BRISTOL, Tenn. — John and Kandy Travis of Metropolis, Ill., epitomize the evolution of a Bristol race fan camper.
When they were younger they preferred the raucous Red Barn camping location where the most serious of race week revelers convene.
Their accommodations were primitive — a tent without electricity, running water, air conditioning, or a private toilet and shower. That was in the late 1990s.
Today, John and Kandy have two small children. The couple is a little older, and their priorities may have changed a bit.
These days they prefer their race week camping arrangements to be on the Earhart Campground hill overlooking hundreds of campers below them and the majestic Bristol Motor Speedway on the horizon.

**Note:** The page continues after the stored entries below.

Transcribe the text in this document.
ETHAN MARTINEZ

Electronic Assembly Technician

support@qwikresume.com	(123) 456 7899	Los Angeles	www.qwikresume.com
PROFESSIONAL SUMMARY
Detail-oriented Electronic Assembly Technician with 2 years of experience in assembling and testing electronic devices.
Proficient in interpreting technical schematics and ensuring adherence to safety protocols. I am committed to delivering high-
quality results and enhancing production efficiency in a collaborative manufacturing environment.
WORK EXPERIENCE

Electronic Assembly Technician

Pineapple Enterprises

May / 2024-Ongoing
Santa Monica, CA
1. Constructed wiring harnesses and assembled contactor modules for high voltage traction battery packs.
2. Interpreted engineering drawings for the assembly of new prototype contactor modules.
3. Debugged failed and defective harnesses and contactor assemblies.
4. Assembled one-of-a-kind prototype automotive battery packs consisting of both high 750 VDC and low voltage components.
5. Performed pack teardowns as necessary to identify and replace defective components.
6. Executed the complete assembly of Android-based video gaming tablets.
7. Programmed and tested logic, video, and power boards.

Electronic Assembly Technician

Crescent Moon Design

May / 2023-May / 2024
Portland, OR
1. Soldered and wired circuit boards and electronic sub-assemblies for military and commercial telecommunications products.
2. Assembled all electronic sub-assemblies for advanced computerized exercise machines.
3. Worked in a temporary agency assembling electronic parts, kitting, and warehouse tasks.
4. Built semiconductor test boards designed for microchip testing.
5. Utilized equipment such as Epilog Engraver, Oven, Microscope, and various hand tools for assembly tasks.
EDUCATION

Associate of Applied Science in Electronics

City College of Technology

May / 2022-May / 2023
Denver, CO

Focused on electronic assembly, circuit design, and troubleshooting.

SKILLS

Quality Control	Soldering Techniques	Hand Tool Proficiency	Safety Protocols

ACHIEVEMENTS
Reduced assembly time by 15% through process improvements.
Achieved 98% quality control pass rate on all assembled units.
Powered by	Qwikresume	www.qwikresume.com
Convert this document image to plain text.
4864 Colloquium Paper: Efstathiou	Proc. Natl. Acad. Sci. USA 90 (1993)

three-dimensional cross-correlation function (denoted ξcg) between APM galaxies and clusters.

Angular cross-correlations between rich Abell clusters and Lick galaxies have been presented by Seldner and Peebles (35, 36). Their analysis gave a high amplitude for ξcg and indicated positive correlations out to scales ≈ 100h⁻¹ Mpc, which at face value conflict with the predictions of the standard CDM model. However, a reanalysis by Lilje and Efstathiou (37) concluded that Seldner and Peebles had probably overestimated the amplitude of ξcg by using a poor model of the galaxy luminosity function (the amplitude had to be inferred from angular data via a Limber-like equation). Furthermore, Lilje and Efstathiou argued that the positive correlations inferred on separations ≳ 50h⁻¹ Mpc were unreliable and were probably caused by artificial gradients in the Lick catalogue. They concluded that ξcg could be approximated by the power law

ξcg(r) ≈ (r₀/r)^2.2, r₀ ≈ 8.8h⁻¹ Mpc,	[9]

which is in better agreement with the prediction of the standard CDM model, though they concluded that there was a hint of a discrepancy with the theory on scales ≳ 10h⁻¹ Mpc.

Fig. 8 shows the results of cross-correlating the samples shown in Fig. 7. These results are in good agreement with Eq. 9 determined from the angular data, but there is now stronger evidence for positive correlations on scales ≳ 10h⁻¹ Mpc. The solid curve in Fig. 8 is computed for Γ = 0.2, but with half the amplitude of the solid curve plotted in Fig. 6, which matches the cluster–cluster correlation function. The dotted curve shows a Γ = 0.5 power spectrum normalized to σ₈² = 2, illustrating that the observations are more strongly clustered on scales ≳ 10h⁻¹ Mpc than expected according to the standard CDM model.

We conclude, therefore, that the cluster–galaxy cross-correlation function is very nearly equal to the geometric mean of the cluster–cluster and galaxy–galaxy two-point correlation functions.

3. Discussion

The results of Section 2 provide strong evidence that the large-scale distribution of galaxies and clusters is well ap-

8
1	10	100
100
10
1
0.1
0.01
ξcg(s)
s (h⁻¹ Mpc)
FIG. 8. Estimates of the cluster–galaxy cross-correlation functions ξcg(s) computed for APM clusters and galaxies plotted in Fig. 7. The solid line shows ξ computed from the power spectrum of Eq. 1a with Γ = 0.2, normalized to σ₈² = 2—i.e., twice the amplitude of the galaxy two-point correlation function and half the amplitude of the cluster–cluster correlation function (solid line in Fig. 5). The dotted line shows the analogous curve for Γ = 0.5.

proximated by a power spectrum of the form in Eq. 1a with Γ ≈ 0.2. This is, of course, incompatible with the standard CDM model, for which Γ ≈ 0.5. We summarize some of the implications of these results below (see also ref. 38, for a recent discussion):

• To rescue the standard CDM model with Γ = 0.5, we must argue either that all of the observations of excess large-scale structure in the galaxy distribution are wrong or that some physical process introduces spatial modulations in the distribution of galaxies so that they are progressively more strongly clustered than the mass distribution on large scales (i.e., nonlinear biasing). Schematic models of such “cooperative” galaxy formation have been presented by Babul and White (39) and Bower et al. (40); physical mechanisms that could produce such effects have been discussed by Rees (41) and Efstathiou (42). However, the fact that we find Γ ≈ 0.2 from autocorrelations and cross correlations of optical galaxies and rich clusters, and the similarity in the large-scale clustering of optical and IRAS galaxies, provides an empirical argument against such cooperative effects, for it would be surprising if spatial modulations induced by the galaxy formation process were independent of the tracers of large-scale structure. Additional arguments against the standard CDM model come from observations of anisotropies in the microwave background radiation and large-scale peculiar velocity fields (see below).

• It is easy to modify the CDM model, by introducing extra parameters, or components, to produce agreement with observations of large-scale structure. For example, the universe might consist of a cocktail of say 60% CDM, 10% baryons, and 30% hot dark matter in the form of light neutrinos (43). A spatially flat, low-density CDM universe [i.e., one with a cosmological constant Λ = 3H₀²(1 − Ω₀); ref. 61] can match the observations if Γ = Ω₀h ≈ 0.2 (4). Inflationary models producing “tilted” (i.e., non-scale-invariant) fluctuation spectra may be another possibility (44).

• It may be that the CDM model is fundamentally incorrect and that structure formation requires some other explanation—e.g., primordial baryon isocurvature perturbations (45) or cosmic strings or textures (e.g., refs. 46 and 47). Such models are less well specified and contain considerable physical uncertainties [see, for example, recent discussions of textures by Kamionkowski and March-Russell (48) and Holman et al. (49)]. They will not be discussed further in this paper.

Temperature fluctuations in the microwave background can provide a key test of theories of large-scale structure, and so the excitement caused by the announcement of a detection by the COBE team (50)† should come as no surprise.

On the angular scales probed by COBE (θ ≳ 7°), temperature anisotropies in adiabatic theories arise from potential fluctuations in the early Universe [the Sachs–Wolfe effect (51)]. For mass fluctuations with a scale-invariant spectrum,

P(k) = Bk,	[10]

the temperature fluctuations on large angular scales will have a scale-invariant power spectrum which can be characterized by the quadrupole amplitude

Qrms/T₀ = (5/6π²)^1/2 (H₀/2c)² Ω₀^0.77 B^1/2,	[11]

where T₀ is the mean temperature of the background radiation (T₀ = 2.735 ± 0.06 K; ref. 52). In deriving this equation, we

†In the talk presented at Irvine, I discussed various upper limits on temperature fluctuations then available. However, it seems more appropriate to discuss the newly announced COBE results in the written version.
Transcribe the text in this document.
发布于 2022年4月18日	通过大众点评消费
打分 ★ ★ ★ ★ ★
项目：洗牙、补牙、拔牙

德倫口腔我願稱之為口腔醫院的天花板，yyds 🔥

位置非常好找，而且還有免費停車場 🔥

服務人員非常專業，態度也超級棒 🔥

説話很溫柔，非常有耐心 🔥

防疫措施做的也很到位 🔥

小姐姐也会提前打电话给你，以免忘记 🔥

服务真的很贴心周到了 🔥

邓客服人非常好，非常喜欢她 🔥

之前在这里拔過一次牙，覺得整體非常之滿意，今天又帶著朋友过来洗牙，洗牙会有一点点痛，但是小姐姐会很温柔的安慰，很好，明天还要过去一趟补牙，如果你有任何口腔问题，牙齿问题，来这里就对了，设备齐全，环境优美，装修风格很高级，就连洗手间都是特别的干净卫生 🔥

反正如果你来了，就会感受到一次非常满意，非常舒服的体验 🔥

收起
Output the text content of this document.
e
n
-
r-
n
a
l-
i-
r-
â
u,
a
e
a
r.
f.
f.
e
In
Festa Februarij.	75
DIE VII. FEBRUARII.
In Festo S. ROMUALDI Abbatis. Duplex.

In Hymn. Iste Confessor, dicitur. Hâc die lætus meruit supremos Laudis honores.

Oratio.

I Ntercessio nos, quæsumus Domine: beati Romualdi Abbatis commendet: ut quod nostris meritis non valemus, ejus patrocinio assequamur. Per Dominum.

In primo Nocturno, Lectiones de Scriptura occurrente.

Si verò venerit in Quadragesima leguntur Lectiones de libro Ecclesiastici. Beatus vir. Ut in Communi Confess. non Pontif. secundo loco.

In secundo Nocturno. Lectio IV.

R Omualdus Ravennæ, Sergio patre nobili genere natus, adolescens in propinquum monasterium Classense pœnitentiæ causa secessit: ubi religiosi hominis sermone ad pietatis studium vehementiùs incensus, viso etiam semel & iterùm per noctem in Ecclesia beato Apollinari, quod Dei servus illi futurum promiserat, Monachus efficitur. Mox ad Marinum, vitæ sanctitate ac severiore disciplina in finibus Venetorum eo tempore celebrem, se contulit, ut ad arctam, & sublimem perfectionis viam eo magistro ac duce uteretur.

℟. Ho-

They stay in a nice motor home with water, sewer, electricity, air conditioning, and John Travis even has his satellite TV.
Over the past decade there have been some changes in the Travis family, but one thing that hasn’t changed is their love of the August Bristol race week.
For the 10th consecutive year, they’ve made the trek from their Southern Illinois home on the banks of the Mississippi River to watch the action on the high banks of Bristol Motor Speedway.
“The first three years we camped at Red Barn, and then we had our kids, and that’s a little wild over there so we needed somewhere not as wild,” Kandy Travis said Sunday from the campsite.
John Travis added, “Red Barn is a real good time, but not if you’ve got your kids with you. We had a great time there, but it was time to move on. It’s more family oriented up here.”
Three years ago the Travises invited John’s brother Jim to join them. The first year he arrived on the Friday, and that wasn’t enough for him. The next year he arrived on a Wednesday, and that wasn’t enough for him.
This year Jim brought his own camper and is parked beside John and Kandy.
“This is our family vacation every year,” Kandy Travis said. “We take the kids out of school and come in the Sunday before (the races) and stay all week. It give us a couple of days to get settled in and rested up before the races begin Wednesday.
“Watching people come in and set up on Sunday is the best part, I think. I like the people watching.”
Hundreds of motor homes poured into the campgrounds around Bristol Motor Speedway Saturday and Sunday in preparation for the upcoming week’s races and race activities.
Usually the crowd that begins camping a week early is comprised of the grizzled veterans of of the BMS grandstands who have been camping for years, and sometimes decades.
But there was at least one group of early campers that arrived Sunday who still have their rookie status.
Rick Delph, of Columbia, S.C., bought two August BMS Nextel Cup tickets for he and his wife Ann last year on e-Bay, and made it a one-day excursion. It was their first NASCAR race.
Last year they left for Bristol around 10 a.m. of race day, hit the traffic jam on I-81 about five hours later, and finally got parked around 5 p.m.
Even then they were at least a mile away from the track. They got to their seats in time to see the jets fly overhead.
“We love watching the Bristol races on TV, but this was our first experience here in person,” Rick Delph said. “We didn’t plan it out very well, and by the time it was all over we were exhausted. We loved the race, but there was so much work involved getting to and from the race track.
“I noticed all the campers, and that was the way to go. We did some research, and now here we are.”
The Delphs arrived at Earhardt campground around noon Sunday for a full week of leisurely racing fun.
“This was a good idea,” Rick Delph said. “You’ve got to have time to take in everything, and we didn’t have that last year.”
A group of camping veterans who rendezvous at Earhart campground for the Bristol races twice a year was already settled and enjoying beverages in the shade of a motor home awning Sunday afternoon.
They are four couples: Bob and Linda Gordon, and Nancy and Brian Oullette from New York state; Herb and Sue Hawkins from South Carolina and George and Maureen Allsop from Florida via Massachusetts.
“We never miss a race,” Maureen Allsop said. “Same group, twice a year, every year. We met at the campground, enjoyed each other’s company, and now it has become our tradition.”